前日の大敗から攻守をきっちり修正、見事リベンジ
川崎の北卓也ヘッドコーチは、試合をこう総括する。「昨日の負けからしっかり切り替えて修正して臨めました。昨日はレイアップとファストブレイクで30点以上やられました。かなり走られていたのを、今日は全員ですぐに戻り、レイアップさせずに守れたのが良かったです。そして相手のオフェンスリバウンドが8本と、セカンドチャンスを抑えることもできました」
また前日は「ただ頑張っているだけ」と厳しく評した守備について「今日はルールをしっかり守るチームディフェンスができました。昨日はガムシャラにやっているだけでチームルールを無視していましたが、今日はその点についてある程度は徹底できました」と及第点を与えている。
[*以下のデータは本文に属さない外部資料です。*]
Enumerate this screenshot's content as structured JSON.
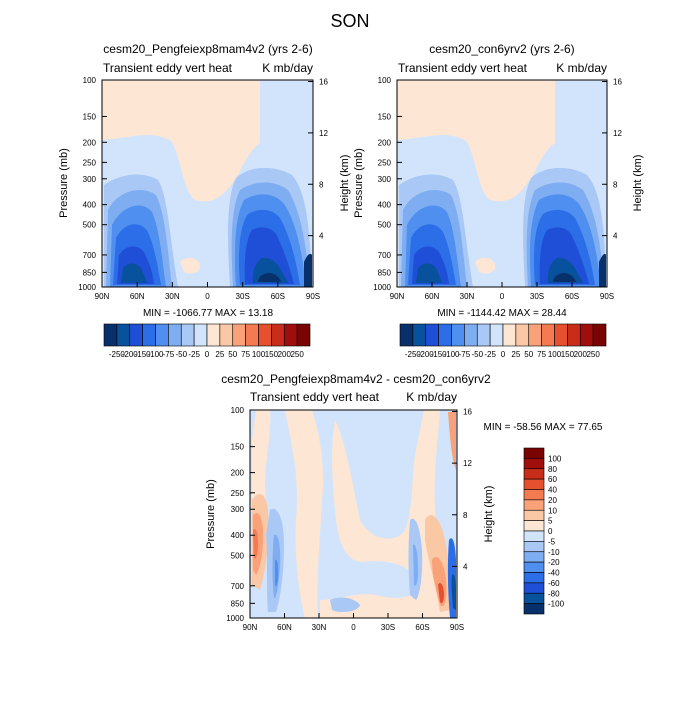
{
  "figure": {
    "super_title": "SON",
    "y_axis_label": "Pressure (mb)",
    "y2_axis_label": "Height (km)",
    "pressure_ticks": [
      "100",
      "150",
      "200",
      "250",
      "300",
      "400",
      "500",
      "700",
      "850",
      "1000"
    ],
    "height_ticks": [
      "16",
      "12",
      "8",
      "4"
    ],
    "lat_ticks": [
      "90N",
      "60N",
      "30N",
      "0",
      "30S",
      "60S",
      "90S"
    ]
  },
  "chart_data": [
    {
      "type": "heatmap",
      "title": "cesm20_Pengfeiexp8mam4v2 (yrs 2-6)",
      "left_label": "Transient eddy vert heat",
      "right_label": "K mb/day",
      "stats": "MIN = -1066.77  MAX =  13.18",
      "xlabel": "",
      "ylabel": "Pressure (mb)",
      "y2label": "Height (km)",
      "xlim": [
        90,
        -90
      ],
      "ylim": [
        1000,
        100
      ],
      "colorbar_labels": [
        "-250",
        "-200",
        "-150",
        "-100",
        "-75",
        "-50",
        "-25",
        "0",
        "25",
        "50",
        "75",
        "100",
        "150",
        "200",
        "250"
      ]
    },
    {
      "type": "heatmap",
      "title": "cesm20_con6yrv2 (yrs 2-6)",
      "left_label": "Transient eddy vert heat",
      "right_label": "K mb/day",
      "stats": "MIN = -1144.42  MAX =  28.44",
      "xlabel": "",
      "ylabel": "Pressure (mb)",
      "y2label": "Height (km)",
      "xlim": [
        90,
        -90
      ],
      "ylim": [
        1000,
        100
      ],
      "colorbar_labels": [
        "-250",
        "-200",
        "-150",
        "-100",
        "-75",
        "-50",
        "-25",
        "0",
        "25",
        "50",
        "75",
        "100",
        "150",
        "200",
        "250"
      ]
    },
    {
      "type": "heatmap",
      "title": "cesm20_Pengfeiexp8mam4v2 - cesm20_con6yrv2",
      "left_label": "Transient eddy vert heat",
      "right_label": "K mb/day",
      "stats": "MIN = -58.56  MAX =  77.65",
      "xlabel": "",
      "ylabel": "Pressure (mb)",
      "y2label": "Height (km)",
      "xlim": [
        90,
        -90
      ],
      "ylim": [
        1000,
        100
      ],
      "colorbar_labels": [
        "100",
        "80",
        "60",
        "40",
        "20",
        "10",
        "5",
        "0",
        "-5",
        "-10",
        "-20",
        "-40",
        "-60",
        "-80",
        "-100"
      ]
    }
  ],
  "palettes": {
    "blue_to_red": [
      "#08306b",
      "#08519c",
      "#1f4fd6",
      "#2b6ee8",
      "#4e8ff0",
      "#7fadf2",
      "#a9c8f5",
      "#d2e4fb",
      "#fde6d4",
      "#fbc8a6",
      "#f9a27a",
      "#f47a52",
      "#e6502e",
      "#c72d18",
      "#a00d0d",
      "#7a0303"
    ],
    "panel_background_blue": "#d2e4fb",
    "panel_background_salmon": "#fde6d4"
  }
}
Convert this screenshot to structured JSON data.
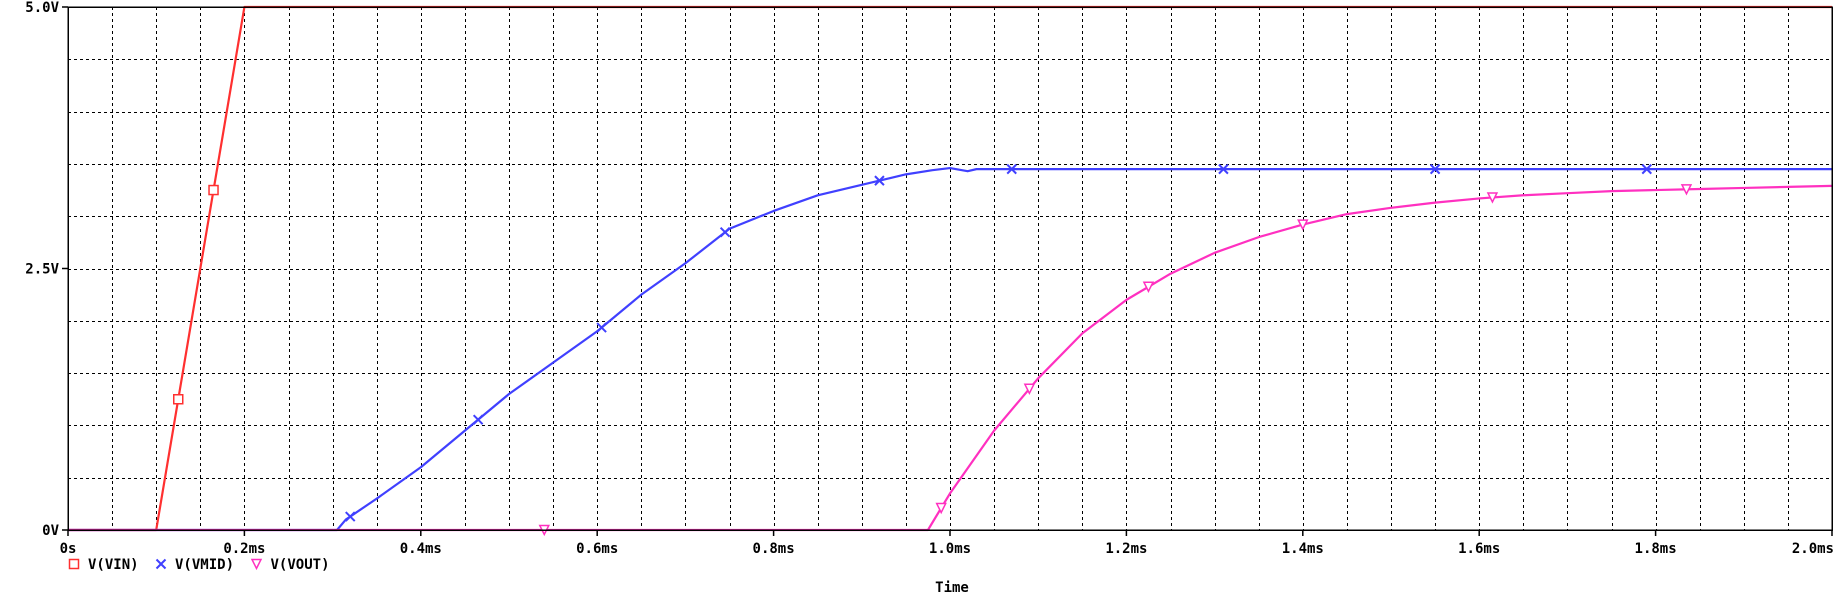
{
  "chart_data": {
    "type": "line",
    "xlabel": "Time",
    "ylabel": "",
    "xlim": [
      0,
      2.0
    ],
    "ylim": [
      0,
      5.0
    ],
    "x_unit": "ms",
    "x_ticks": [
      {
        "value": 0,
        "label": "0s"
      },
      {
        "value": 0.2,
        "label": "0.2ms"
      },
      {
        "value": 0.4,
        "label": "0.4ms"
      },
      {
        "value": 0.6,
        "label": "0.6ms"
      },
      {
        "value": 0.8,
        "label": "0.8ms"
      },
      {
        "value": 1.0,
        "label": "1.0ms"
      },
      {
        "value": 1.2,
        "label": "1.2ms"
      },
      {
        "value": 1.4,
        "label": "1.4ms"
      },
      {
        "value": 1.6,
        "label": "1.6ms"
      },
      {
        "value": 1.8,
        "label": "1.8ms"
      },
      {
        "value": 2.0,
        "label": "2.0ms"
      }
    ],
    "y_ticks": [
      {
        "value": 0,
        "label": "0V"
      },
      {
        "value": 2.5,
        "label": "2.5V"
      },
      {
        "value": 5.0,
        "label": "5.0V"
      }
    ],
    "x_minor_step": 0.05,
    "y_minor_step": 0.5,
    "grid": true,
    "legend_position": "bottom-left",
    "series": [
      {
        "name": "V(VIN)",
        "marker": "square",
        "color": "#ff3030",
        "x": [
          0,
          0.1,
          0.2,
          2.0
        ],
        "y": [
          0,
          0,
          5.0,
          5.0
        ],
        "marker_x": [
          0.125,
          0.165
        ]
      },
      {
        "name": "V(VMID)",
        "marker": "x",
        "color": "#4040ff",
        "x": [
          0,
          0.305,
          0.315,
          0.35,
          0.4,
          0.45,
          0.5,
          0.55,
          0.6,
          0.65,
          0.7,
          0.75,
          0.8,
          0.85,
          0.9,
          0.95,
          0.98,
          1.0,
          1.02,
          1.03,
          2.0
        ],
        "y": [
          0,
          0,
          0.1,
          0.3,
          0.6,
          0.95,
          1.3,
          1.6,
          1.9,
          2.25,
          2.55,
          2.88,
          3.05,
          3.2,
          3.3,
          3.4,
          3.44,
          3.46,
          3.43,
          3.45,
          3.45
        ],
        "marker_x": [
          0.32,
          0.465,
          0.605,
          0.745,
          0.92,
          1.07,
          1.31,
          1.55,
          1.79
        ]
      },
      {
        "name": "V(VOUT)",
        "marker": "triangle-down",
        "color": "#ff30c0",
        "x": [
          0,
          0.975,
          1.0,
          1.05,
          1.1,
          1.15,
          1.2,
          1.25,
          1.3,
          1.35,
          1.4,
          1.45,
          1.5,
          1.55,
          1.6,
          1.65,
          1.7,
          1.75,
          1.8,
          1.85,
          1.9,
          1.95,
          2.0
        ],
        "y": [
          0,
          0,
          0.35,
          0.95,
          1.45,
          1.88,
          2.2,
          2.45,
          2.65,
          2.8,
          2.92,
          3.02,
          3.08,
          3.13,
          3.17,
          3.2,
          3.22,
          3.24,
          3.25,
          3.26,
          3.27,
          3.28,
          3.29
        ],
        "marker_x": [
          0.54,
          0.99,
          1.09,
          1.225,
          1.4,
          1.615,
          1.835
        ]
      }
    ]
  }
}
一方、千葉の大野篤史ヘッドコーチは、勝敗を分けたポイントとして前半におけるリバウンドを挙げる。「(敗因は)完全にリバウンドです。前半で12本のオフェンスリバウンドを許してしまいました。(川崎がシュートを外した)リバウンドチャンス17本のうち12本を失って相手のポゼッションにしてしまったことを大きく修正しないといけないです」
川崎の修正はオフェンス面でも適切に行われていた。「昨日はインサイドに入れても他のプレーヤーが自分のマークマンを連れて近くに寄っていき、ヘルプに楽に行かせてしまった。簡単に言うと、相手が1人で2人を守れるようなフロアバランスにしてしまいました」
北ヘッドコーチがこう語る第1戦の課題を一夜で修正。昨日にはなかったコーナーから3ポイントシュートを打つ機会を作り出し、さらにエースのファジーカスが31得点とゴール下で得点を量産した。その結果として千葉はエドワーズがファウルアウト、パーカーとレオ・ライオンズがファウル4つとインサイド陣が揃ってファウルトラブルに陥った。
高い修正力を発揮して連敗を免れた川崎の次の課題は、いかに今日のような質の高いプレーを続けていくか。そういう意味でも20日に行われるアルバルク東京との対戦は、調子の波をなくすという現在のチームにとって一番の課題を修正できるかが問われる試合となる。